The purpose of this prospective observational study was to compare for the first time the fecal microbial composition, serum and fecal microbial metabolites, and serum cytokine profile of treatment-naïve patients before starting ART and after reaching virological suppression (HIV RNA < 50 copies/mL) after 24 wk of ART.

Research methods

The authors enrolled 12 treatment-naïve HIV-infected patients receiving ART. Fecal microbiota composition was assessed through next generation sequencing, and a comprehensive analysis of a broad spectrum of cytokines in blood was performed through a multiplex approach.
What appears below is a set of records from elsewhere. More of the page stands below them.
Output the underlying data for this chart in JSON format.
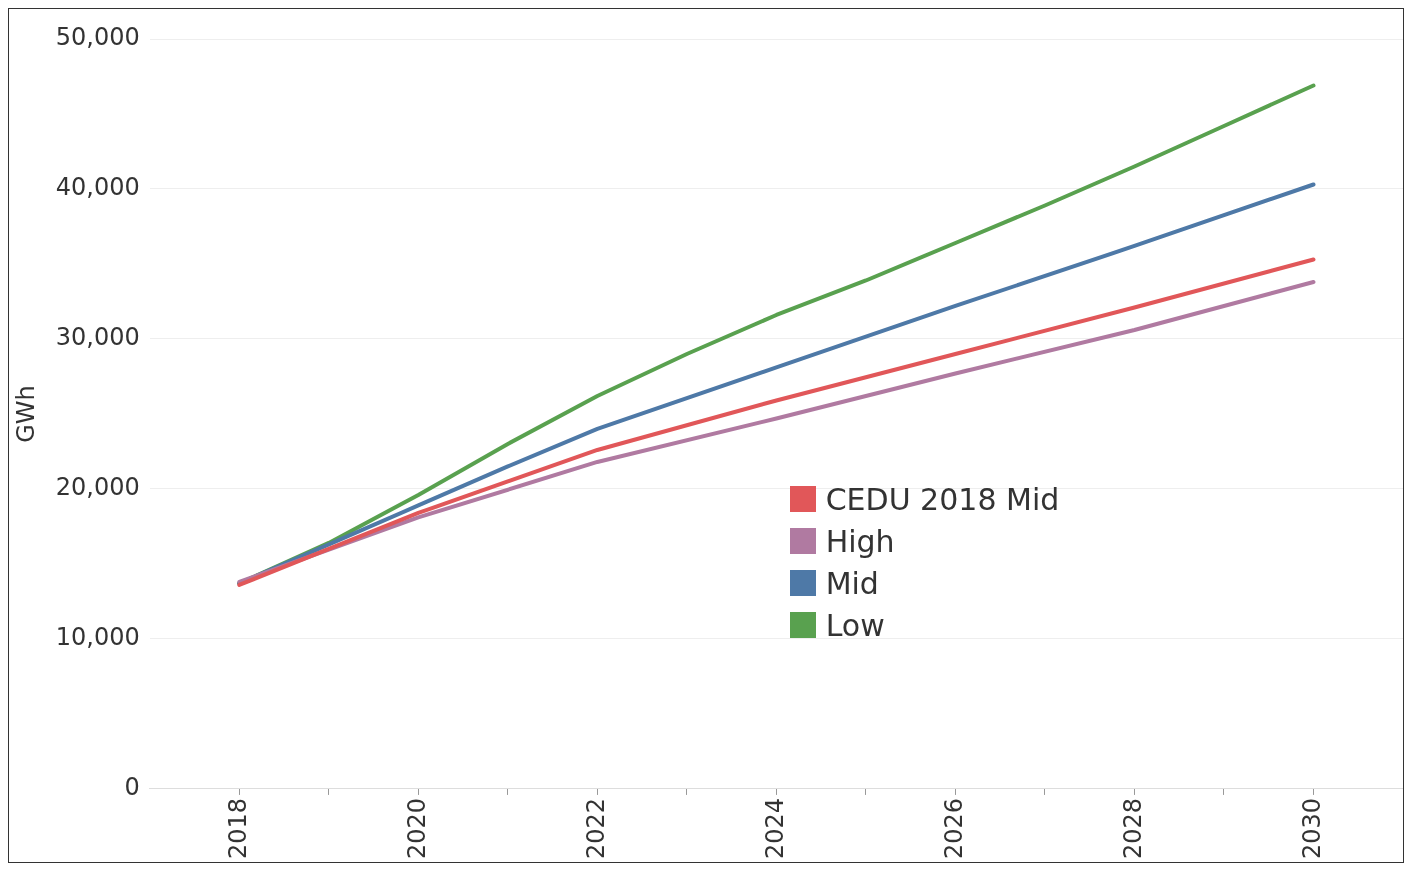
{
  "chart_data": {
    "type": "line",
    "ylabel": "GWh",
    "xlim": [
      2017,
      2031
    ],
    "xticks": [
      2018,
      {
        "value": 2019,
        "label": null
      },
      2020,
      {
        "value": 2021,
        "label": null
      },
      2022,
      {
        "value": 2023,
        "label": null
      },
      2024,
      {
        "value": 2025,
        "label": null
      },
      2026,
      {
        "value": 2027,
        "label": null
      },
      2028,
      {
        "value": 2029,
        "label": null
      },
      2030
    ],
    "ylim": [
      0,
      50000
    ],
    "yticks": [
      {
        "value": 0,
        "label": "0"
      },
      {
        "value": 10000,
        "label": "10,000"
      },
      {
        "value": 20000,
        "label": "20,000"
      },
      {
        "value": 30000,
        "label": "30,000"
      },
      {
        "value": 40000,
        "label": "40,000"
      },
      {
        "value": 50000,
        "label": "50,000"
      }
    ],
    "grid": "y",
    "legend": "center",
    "line_style": "solid",
    "marker": "none",
    "series": [
      {
        "name": "CEDU 2018 Mid",
        "color": "#e15759",
        "x": [
          2018,
          2020,
          2022,
          2024,
          2026,
          2028,
          2030
        ],
        "values": [
          13600,
          18400,
          22600,
          25900,
          29000,
          32100,
          35300
        ]
      },
      {
        "name": "High",
        "color": "#b07aa1",
        "x": [
          2018,
          2020,
          2022,
          2024,
          2026,
          2028,
          2030
        ],
        "values": [
          13800,
          18100,
          21800,
          24700,
          27700,
          30600,
          33800
        ]
      },
      {
        "name": "Mid",
        "color": "#4e79a7",
        "x": [
          2018,
          2020,
          2021,
          2022,
          2024,
          2026,
          2028,
          2030
        ],
        "values": [
          13700,
          18900,
          21500,
          24000,
          28100,
          32200,
          36200,
          40300
        ]
      },
      {
        "name": "Low",
        "color": "#59a14f",
        "x": [
          2018,
          2019,
          2020,
          2021,
          2022,
          2023,
          2024,
          2025,
          2026,
          2027,
          2028,
          2029,
          2030
        ],
        "values": [
          13700,
          16400,
          19600,
          23000,
          26200,
          29000,
          31600,
          33900,
          36400,
          38900,
          41500,
          44200,
          46900
        ]
      }
    ]
  }
}
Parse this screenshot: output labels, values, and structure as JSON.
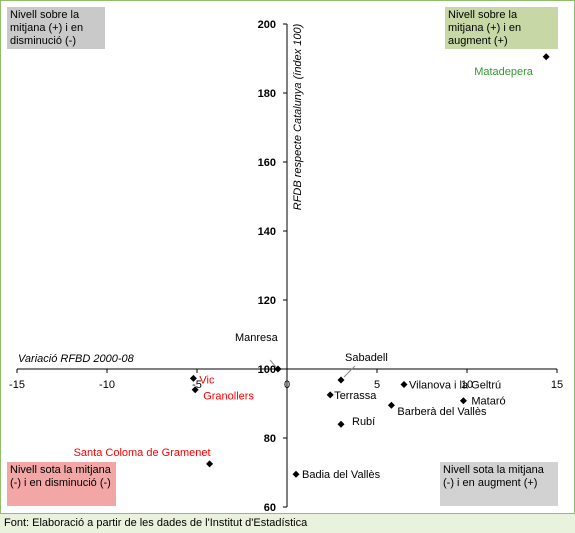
{
  "footer": {
    "source": "Font: Elaboració a partir de les dades de l'Institut d'Estadística"
  },
  "quadrants": {
    "top_left": "Nivell sobre la mitjana (+) i en disminució (-)",
    "top_right": "Nivell sobre la mitjana (+) i en augment (+)",
    "bottom_left": "Nivell sota la mitjana (-) i en disminució (-)",
    "bottom_right": "Nivell sota la mitjana (-) i en augment (+)"
  },
  "colors": {
    "red": "#ff0000",
    "green": "#339933",
    "black": "#000000"
  },
  "chart_data": {
    "type": "scatter",
    "title": "",
    "xlabel": "Variació RFBD 2000-08",
    "ylabel": "RFDB respecte Catalunya (índex 100)",
    "xlim": [
      -15,
      15
    ],
    "ylim": [
      60,
      200
    ],
    "x_ticks": [
      -15,
      -10,
      -5,
      0,
      5,
      10,
      15
    ],
    "x_tick_labels": [
      "-15",
      "-10",
      "-5",
      "0",
      "5",
      "10",
      "15"
    ],
    "y_ticks": [
      60,
      80,
      100,
      120,
      140,
      160,
      180,
      200
    ],
    "y_tick_labels": [
      "60",
      "80",
      "100",
      "120",
      "140",
      "160",
      "180",
      "200"
    ],
    "grid": false,
    "points": [
      {
        "label": "Matadepera",
        "x": 14.4,
        "y": 190.5,
        "color": "#339933"
      },
      {
        "label": "Manresa",
        "x": -0.5,
        "y": 100.0,
        "color": "#000000"
      },
      {
        "label": "Sabadell",
        "x": 3.0,
        "y": 96.8,
        "color": "#000000"
      },
      {
        "label": "Vilanova i la Geltrú",
        "x": 6.5,
        "y": 95.5,
        "color": "#000000"
      },
      {
        "label": "Vic",
        "x": -5.2,
        "y": 97.3,
        "color": "#ff0000"
      },
      {
        "label": "Granollers",
        "x": -5.1,
        "y": 94.0,
        "color": "#ff0000"
      },
      {
        "label": "Terrassa",
        "x": 2.4,
        "y": 92.5,
        "color": "#000000"
      },
      {
        "label": "Mataró",
        "x": 9.8,
        "y": 90.8,
        "color": "#000000"
      },
      {
        "label": "Barberà del Vallès",
        "x": 5.8,
        "y": 89.5,
        "color": "#000000"
      },
      {
        "label": "Rubí",
        "x": 3.0,
        "y": 84.0,
        "color": "#000000"
      },
      {
        "label": "Santa Coloma de Gramenet",
        "x": -4.3,
        "y": 72.5,
        "color": "#ff0000"
      },
      {
        "label": "Badia del Vallès",
        "x": 0.5,
        "y": 69.5,
        "color": "#000000"
      }
    ]
  }
}
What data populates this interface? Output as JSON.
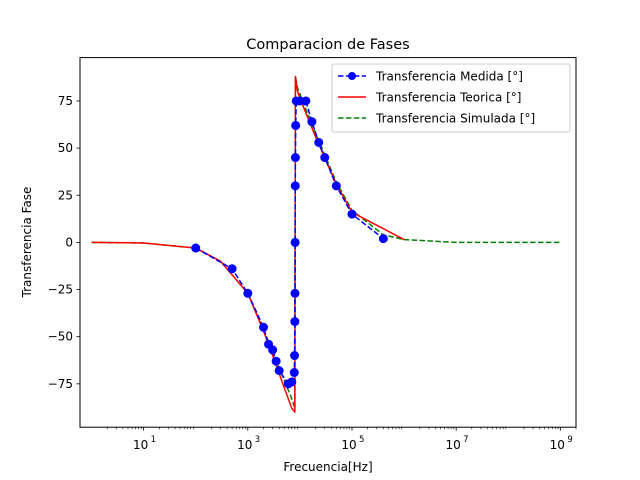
{
  "chart_data": {
    "type": "line",
    "title": "Comparacion de Fases",
    "xlabel": "Frecuencia[Hz]",
    "ylabel": "Transferencia Fase",
    "xscale": "log",
    "xlim": [
      0.6,
      2000000000
    ],
    "ylim": [
      -98,
      98
    ],
    "x_ticks": [
      {
        "value": 10,
        "base": "10",
        "exp": "1"
      },
      {
        "value": 1000,
        "base": "10",
        "exp": "3"
      },
      {
        "value": 100000,
        "base": "10",
        "exp": "5"
      },
      {
        "value": 10000000,
        "base": "10",
        "exp": "7"
      },
      {
        "value": 1000000000,
        "base": "10",
        "exp": "9"
      }
    ],
    "y_ticks": [
      {
        "value": 75,
        "label": "75"
      },
      {
        "value": 50,
        "label": "50"
      },
      {
        "value": 25,
        "label": "25"
      },
      {
        "value": 0,
        "label": "0"
      },
      {
        "value": -25,
        "label": "−25"
      },
      {
        "value": -50,
        "label": "−50"
      },
      {
        "value": -75,
        "label": "−75"
      }
    ],
    "grid": false,
    "legend_position": "top-right",
    "series": [
      {
        "name": "Transferencia Medida [°]",
        "color": "#0000ff",
        "style": "dashed-marker",
        "x": [
          100,
          500,
          1000,
          2000,
          2500,
          3000,
          3500,
          4000,
          6000,
          7000,
          7800,
          7900,
          8000,
          8050,
          8100,
          8150,
          8200,
          8300,
          8500,
          10000,
          13000,
          17000,
          23000,
          30000,
          50000,
          100000,
          400000
        ],
        "y": [
          -3,
          -14,
          -27,
          -45,
          -54,
          -57,
          -63,
          -68,
          -75,
          -74,
          -69,
          -60,
          -42,
          -27,
          0,
          30,
          45,
          62,
          75,
          75,
          75,
          64,
          53,
          45,
          30,
          15,
          2
        ]
      },
      {
        "name": "Transferencia Teorica [°]",
        "color": "#ff0000",
        "style": "solid",
        "x": [
          1,
          10,
          100,
          300,
          1000,
          2000,
          3000,
          5000,
          7000,
          8000,
          8100,
          8200,
          9000,
          12000,
          20000,
          50000,
          100000,
          1000000
        ],
        "y": [
          0,
          -0.3,
          -3,
          -10,
          -27,
          -47,
          -60,
          -77,
          -88,
          -90,
          0,
          88,
          80,
          71,
          56,
          31,
          16,
          1.5
        ]
      },
      {
        "name": "Transferencia Simulada [°]",
        "color": "#008000",
        "style": "dashed",
        "x": [
          1,
          10,
          100,
          300,
          1000,
          2000,
          3000,
          5000,
          7000,
          8000,
          8100,
          8200,
          9000,
          12000,
          20000,
          50000,
          100000,
          400000,
          1000000,
          10000000,
          100000000,
          1000000000
        ],
        "y": [
          0,
          -0.3,
          -3,
          -10,
          -27,
          -46,
          -58,
          -73,
          -83,
          -88,
          0,
          88,
          82,
          73,
          58,
          32,
          17,
          4,
          1.5,
          0,
          0,
          0
        ]
      }
    ]
  }
}
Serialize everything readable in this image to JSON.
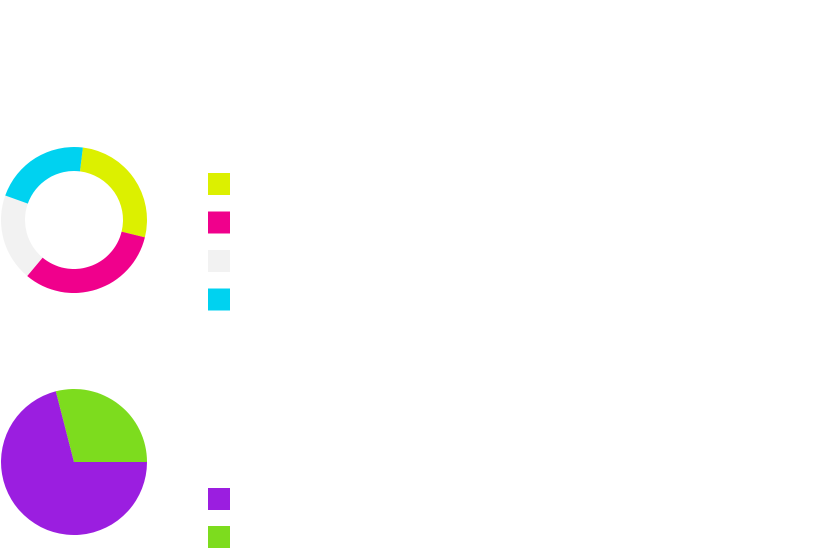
{
  "chart_data": [
    {
      "type": "pie",
      "variant": "donut",
      "title": "",
      "legend": "right",
      "slices": [
        {
          "label": "",
          "value": 25,
          "color": "#dcf000"
        },
        {
          "label": "",
          "value": 30,
          "color": "#f0008c"
        },
        {
          "label": "",
          "value": 18,
          "color": "#f2f2f2"
        },
        {
          "label": "",
          "value": 20,
          "color": "#00d2f0"
        }
      ]
    },
    {
      "type": "pie",
      "title": "",
      "legend": "right",
      "slices": [
        {
          "label": "",
          "value": 71,
          "color": "#9b1ee0"
        },
        {
          "label": "",
          "value": 29,
          "color": "#7ddc1e"
        }
      ]
    }
  ]
}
In addition, serum free fatty acid (FFA) and fecal short chain fatty acid (SCFA) levels were measured through GC-MS.

Research results

The authors compared microbiota signatures, FFA levels, and cytokine profile before starting ART and after reaching virological suppression. Modest alterations were observed on microbiota composition; moreover, in the same condition, we also observed augmented levels of serum propionic and butyric acids. A reduction of serum IP-10 and an increase of IL-8 level were detected in the viral suppression condition. Thereafter, the same components were compared between immunological responders and non-responders. Concerning the microflora population, we detected a reduction of Faecalibacterium and an increase of Alistipes in immunological non-responders. Simultaneously, fecal isobutyric, isovaleric, and 2-methylbutyric acids were also increased in immunological non-responders.

Research conclusions

The results provid an additional perspective about the impact of HIV infection, ART, and immune recovery on the “microbiome-immunity axis” at the metabolism level. These factors can act as indicators of the active processes occurring in the gastrointestinal tract.

Research perspectives

Future larger-scale, long-term ART and longitudinal studies that include functional metagenomic and metabolomic approaches to identify the roles of the specific differential phylotypes are required to better define the relationship between microbiota-immunity axis and HIV-1 infection and to provide new insights into the targeted treatment, improving the immune recovery and dampening inflammation.